WHEN Mark Twain visited Adelaide early last century he chose to stay in the city’s finest lodgings, the Grand Central Hotel on the corner of Pulteney and Rundle streets.
Arthur Conan Doyle, creator of Sherlock Holmes also stayed there and the Prince of Wales (later King Edward Vlll) hosted a royal dinner party in the stately dining room for the Adelaide elite when in residence there in the early 1920s.
Our Grand Central Hotel story begins in the mid-1840s when the colony was just a few years old.
The York, a new “public house”, was erected on a Pulteney St site and quickly gained a reputation as one of the finest establishments in the city.
In 1865, it was extensively refurbished to accommodate increasing patronage due to its excellent reputation and proximity to the main shopping area.
The Grand Central Hotel, on the southeast corner of Rundle and Pulteney streets, was built in 1910 and was the only kind of high Victorian building in Adelaide. (State Library).
In 1909 William Gibson, then part owner of the Melbourne department store Foy and Gibson, purchased the York and undertook an ambitious redevelopment program.
He flattened the popular hotel to make way for what was to become the city’s most impressive structure.
Completed in 1911, The Grand Central Hotel opened with much fanfare on June 20. It was described by the newspapers of the day as “looking back to high Victorian style” and portrayed as “Adelaide’s own Dorchester”.
Its truly imposing proportions dominated Rundle St. The giant facades were decorated with a complex pattern of string courses, pilasters and mouldings of every description.
The bay windows rose to almost the full height of the building, and the corner bow window was capped with an open turret. It was described as “a strictly Edwardian building” and was the only example of high Victorian style that Adelaide possessed.

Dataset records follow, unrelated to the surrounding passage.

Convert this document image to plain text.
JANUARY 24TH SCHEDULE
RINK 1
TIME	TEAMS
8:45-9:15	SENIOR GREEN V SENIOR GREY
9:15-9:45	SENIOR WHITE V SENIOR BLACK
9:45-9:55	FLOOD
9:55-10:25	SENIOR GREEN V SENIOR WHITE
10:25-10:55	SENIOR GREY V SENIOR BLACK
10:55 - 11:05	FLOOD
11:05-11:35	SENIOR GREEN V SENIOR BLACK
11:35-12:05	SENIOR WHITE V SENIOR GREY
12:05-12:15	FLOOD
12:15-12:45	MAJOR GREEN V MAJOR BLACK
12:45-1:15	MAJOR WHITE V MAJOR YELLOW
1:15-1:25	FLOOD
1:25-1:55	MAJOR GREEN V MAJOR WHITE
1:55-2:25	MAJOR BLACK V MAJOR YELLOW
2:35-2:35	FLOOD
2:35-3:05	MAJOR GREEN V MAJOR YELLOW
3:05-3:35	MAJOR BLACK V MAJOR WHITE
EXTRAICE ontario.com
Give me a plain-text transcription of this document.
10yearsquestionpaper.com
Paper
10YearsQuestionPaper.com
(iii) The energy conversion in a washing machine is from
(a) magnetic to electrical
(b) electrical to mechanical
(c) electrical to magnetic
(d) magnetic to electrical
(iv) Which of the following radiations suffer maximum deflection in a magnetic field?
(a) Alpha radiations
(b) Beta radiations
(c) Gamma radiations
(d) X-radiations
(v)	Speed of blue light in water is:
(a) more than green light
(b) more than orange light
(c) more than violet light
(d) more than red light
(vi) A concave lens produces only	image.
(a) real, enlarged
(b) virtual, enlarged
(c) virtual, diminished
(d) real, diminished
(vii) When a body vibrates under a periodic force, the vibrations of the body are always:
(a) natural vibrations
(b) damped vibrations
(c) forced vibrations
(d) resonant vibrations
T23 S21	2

The hotel boasted 150 rooms plus lounges, two saloons, a billiard room, and writing and smoking rooms. The dining room could accommodate up to 600 people. Other publicised features included an “immense” central light court, electric lifts and artificial heating.
The flat roof was intended to house a tennis court and tea garden.Despite its grandeur and the list of famous guests, the hotel was a disappointment for its investors and not considered a financial success.
The Advertiser reported on November 1, 1924, that “The Grand Central Hotel, Pulteney Street, Adelaide, was formally closed yesterday. “The hotel was very popular among travellers and citizens.
Mr P.J. Hennessey informed a representative of The Advertiser that there was no ceremony in connection with the closing. “The upstairs bar would be retained, as a matter of form. T
he intention in the future was to make use of the premises in connection with Messrs Foy & Gibson’s department store”.
On 26 June, 1971, The South Australian Hotel in North Terrace closed its doors for the final time, marking the end of an era and bringing to a sad conclusion almost 100 years of Adelaide social and community history.
During the 50th anniversary celebrations of The Beatles’ legendary visit to Adelaide, “The South” – as it was known – was remembered as the place where the famous pop group stayed.
But the iconic hotel has played a much bigger and more colourful role in the history of our city than hosting just that one group of famous visitors
Photo from the State Library of SA. The South Australian Hotel at the very height of its fame. Photo by Max Dupain, taken in the early 1950s
The story has its beginning in 1879, when a public house was first erected on the site in North Terracce.
It wasn’t long before that original building proved to be inadequate and was demolished to make way for a much larger and more impressive establishment, which opened in 1894 as The South Australian Hotel.
With its proximity to the Adelaide Railway Station, the new hotel did a brisk business, and by 1900 further additions followed, including the three storey verandas.
Soon the hotel boasted 72 rooms with hot and cold running water, seven luxurious suites (each one tastefully decorated), a grand cedar staircase, a magnificent dining room complete with crystal chandeliers and, eventually, air conditioning (a rare luxury in those days) and 24-hour room service.
The original dining room was able to accommodate up to 200 guests and became the centre of Adelaide’s social life. The balconies offered the perfect setting for weddings, afternoon teas and other important social events.
During the 1920s, however, The South’s reputation as the premium hotel in the young city began to fade, its fortunes declining as more modern establishments opened, and gradually over the next few years it fell into a state of some disrepair.
In 1934, the lease was taken over by a very ambitious and determined woman, Louisa O’Brien, who came from a family of hoteliers.
She immediately set about restoring the once grand hotel back to its place as the finest in the city.
Legend has it that on taking control on June 18, Louisa swept in and sacked the entire staff.
Within 48 hours, she had repainted the interior and hired new staff, including Louis (Lewy) Cotton as head waiter.